Walia confirms he has heard of this issue as well, noting he spoke with a young student in November who said he was encouraged to take substances to stay alert while working as a wood framer.
“He told me, ‘my roommate said, if you’re taking this, then you’ll be good with the workload, otherwise, you can’t do it,’” Walia said.
Singh says this is a big problem in the trucking and construction industry, yet information and outreach does not target the South Asian population, despite anecdotal evidence showing they are disproportionately impacted by the crisis.
“Our system often ignores the fact that larger businesses are exploiting new immigrant laborers, whether it’s farm workers or factory workers or truck drivers. There is a pressure on them to do more shifts and work longer hours, and some are pushed to sustain that pressure by taking substances,” said Singh.
But Singh says that even in industries such as skilled trades and transportation where it has been noted that there is a problem, diverse workers are not being included in the solution.
He says that a program around substance use and mental health for construction workers called the Tailgate Toolkit does not offer resources in Punjabi, despite many people from the Punjabi community being involved in this industry.

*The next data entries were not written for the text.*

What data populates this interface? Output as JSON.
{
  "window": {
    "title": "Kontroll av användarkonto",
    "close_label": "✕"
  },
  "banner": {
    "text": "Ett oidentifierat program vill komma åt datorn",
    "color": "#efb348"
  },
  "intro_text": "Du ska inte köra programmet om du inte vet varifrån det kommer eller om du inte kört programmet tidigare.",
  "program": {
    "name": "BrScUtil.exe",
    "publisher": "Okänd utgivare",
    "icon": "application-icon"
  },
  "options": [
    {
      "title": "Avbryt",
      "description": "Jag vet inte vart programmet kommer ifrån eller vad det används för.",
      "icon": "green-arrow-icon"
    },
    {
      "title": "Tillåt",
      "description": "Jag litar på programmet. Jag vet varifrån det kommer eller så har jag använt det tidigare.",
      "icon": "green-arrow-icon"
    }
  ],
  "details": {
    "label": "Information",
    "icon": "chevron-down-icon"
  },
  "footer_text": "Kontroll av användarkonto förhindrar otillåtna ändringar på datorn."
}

“These oversights happen because we are out of sight, out of mind. And we’re out of sight out of mind because of institutional, systemic racism,” said Singh.
“The ministry is not aware of specific examples of employers encouraging their workers to take illicit substances to increase alertness,” a spokesperson for the Ministry of Labour said in a statement to PressProgress.
“WorkSafeBC is working collaboratively with the Ministry of Mental Health and Addictions (MMHA) to support the expansion of the Tailgate Toolkit harm reduction program piloted by the Vancouver Island Construction Association for construction and trades workplaces across BC. This includes adding resources in more languages this year.”